I would have probably just done something like the above for the food holiday, but then I decided to go with something different.

You know when you buy some fruits or vegetables, and because they are in drawers in your fridge, out of immediate eyesight, you forget about them? That almost happened to my zucchinis, until National Bratwurst Day saved them. I previous made Pork-Stuffed Zucchini Boats [4], and I thought to do the same with the bratwurst. Yummmm!

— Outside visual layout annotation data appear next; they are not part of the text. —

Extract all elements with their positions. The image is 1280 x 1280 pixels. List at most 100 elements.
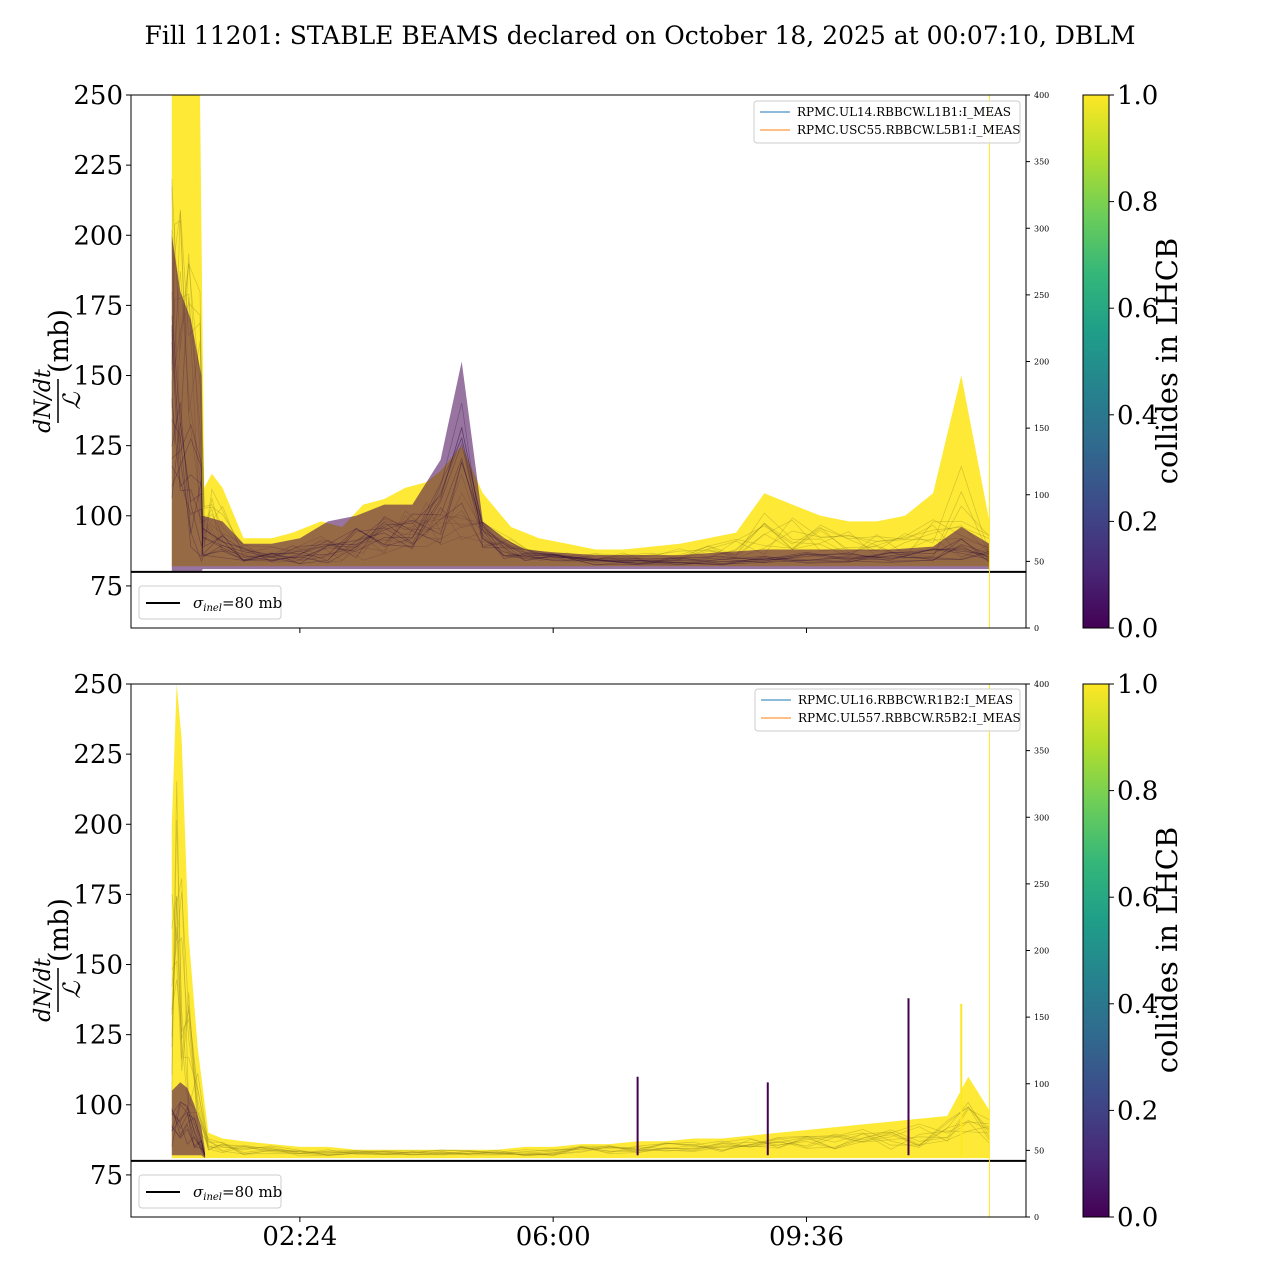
top-colorbar: 0.0 0.2 0.4 0.6 0.8 1.0 collides in LHCB <box>1082 81 1184 644</box>
bottom-colorbar-tick-label: 1.0 <box>1117 670 1158 700</box>
top-y2-tick-label: 200 <box>1034 358 1049 367</box>
bottom-x-ticks: 02:24 06:00 09:36 <box>262 1217 844 1252</box>
top-y-axis-label: dN/dt ℒ (mb) <box>31 309 86 433</box>
bottom-x-tick-label: 06:00 <box>516 1222 591 1252</box>
top-y-tick-label: 150 <box>73 362 123 392</box>
bottom-series-trace <box>171 979 990 1156</box>
top-series-trace <box>171 230 990 562</box>
bottom-colorbar-tick-label: 0.8 <box>1117 777 1158 807</box>
top-series-trace <box>171 422 990 566</box>
bottom-series-envelope-collides <box>171 684 990 1159</box>
top-colorbar-ticks: 0.0 0.2 0.4 0.6 0.8 1.0 <box>1109 81 1158 644</box>
top-colorbar-tick-label: 1.0 <box>1117 81 1158 111</box>
top-y2-tick-label: 100 <box>1034 491 1049 500</box>
bottom-x-tick-label: 09:36 <box>769 1222 844 1252</box>
top-colorbar-label: collides in LHCB <box>1150 238 1184 485</box>
bottom-colorbar: 0.0 0.2 0.4 0.6 0.8 1.0 collides in LHCB <box>1082 670 1184 1233</box>
bottom-legend-box <box>754 688 1021 732</box>
top-legend-box <box>753 100 1021 144</box>
bottom-series-trace <box>171 1123 206 1154</box>
bottom-y2-tick-label: 200 <box>1034 947 1049 956</box>
bottom-x-tick-label: 02:24 <box>262 1222 337 1252</box>
bottom-y-tick-label: 225 <box>73 740 123 770</box>
bottom-ylabel-unit: (mb) <box>44 898 75 962</box>
top-y-tick-label: 100 <box>73 502 123 532</box>
top-colorbar-tick-label: 0.0 <box>1117 614 1158 644</box>
bottom-y-ticks: 75 100 125 150 175 200 225 250 <box>73 670 131 1191</box>
bottom-y2-tick-label: 100 <box>1034 1080 1049 1089</box>
top-ylabel-unit: (mb) <box>44 309 75 373</box>
bottom-series-trace <box>171 1103 206 1157</box>
top-colorbar-tick-label: 0.2 <box>1117 507 1158 537</box>
bottom-legend-label-2: RPMC.UL557.RBBCW.R5B2:I_MEAS <box>798 711 1021 725</box>
top-series-trace <box>171 186 990 564</box>
top-y-ticks: 75 100 125 150 175 200 225 250 <box>73 81 131 602</box>
top-series-trace <box>171 262 990 564</box>
top-x-ticks <box>299 628 807 633</box>
top-y-tick-label: 75 <box>90 572 123 602</box>
top-ylabel-fraction-numerator: dN/dt <box>31 369 56 433</box>
bottom-ylabel-fraction-numerator: dN/dt <box>31 958 56 1022</box>
bottom-series-trace <box>171 960 990 1156</box>
bottom-colorbar-gradient <box>1082 683 1110 1218</box>
top-series-trace <box>171 253 990 561</box>
bottom-y-axis-label: dN/dt ℒ (mb) <box>31 898 86 1022</box>
top-y-tick-label: 125 <box>73 432 123 462</box>
bottom-ylabel-fraction-denominator: ℒ <box>58 981 86 999</box>
top-legend-label-2: RPMC.USC55.RBBCW.L5B1:I_MEAS <box>797 123 1020 137</box>
top-series-legend: RPMC.UL14.RBBCW.L1B1:I_MEAS RPMC.USC55.R… <box>753 100 1021 144</box>
bottom-series-trace <box>171 1110 206 1157</box>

National Bratwurst Day | Bratwurst-Stuffed Zucchini Boats

Yes, these zucchini boats were complete necessary, and didn’t take too long as I didn’t use the zucchini flesh like I did in my previous recipe. I also made slight changes in the spices used. Both times, though, the zucchini boats were gobbled up like you wouldn’t believe. It’ll be the same for you!

Bratwurst-Stuffed Zucchini Boats

Ingredients:

  • 1 pound bratwurst links
  • 3 medium zucchini, ends removed and zucchinis cut in half length-wise
  • 1/4 green bell pepper, diced
  • 1 medium onion, diced
  • 1 habanero, diced
  • 1 tsp red chili flakes
  • 1 tsp paprika
  • Large pinch each of salt and pepper
  • 1/2 cup shredded mozzarella cheese, divided
  • 1/3 cup breadcrumbs, plus some for sprinkling
  • 2 large eggs

Directions:

  1. Preheat oven to 375*F.
  2. Using a small spoon, scoop out flesh and seeds from each zucchini half. Discard and set zucchini halves aside.
  3. In a large saute pan, cook the bratwurst all the way through. Remove from heat and set aside to cool enough to handle.
  4. Saute the green pepper, onion, and habanero in a large sauté pan until tender, about 6-8 minutes. Meanwhile, chop up the bratwurst links.
  5. Add the red chili flakes, paprika, and 1/4 cup mozzarella cheese to the pepper mixture. Add the chopped bratwurst to the pan and cook until everything is mixed and heated through.
  6. Transfer mixture to a large bowl, add breadcrumbs and large eggs, and mix together until throughly combined.
  7. Place zucchini boats in a single layer on a greased baking sheet and divide the stuffing evenly among the boats, making sure to mound the stuffing. Sprinkle with the remaining 1/4 cup mozzarella cheese and a little bit of breadcrumbs.
  8. Bake 35-40 minutes, or until stuffing is browned.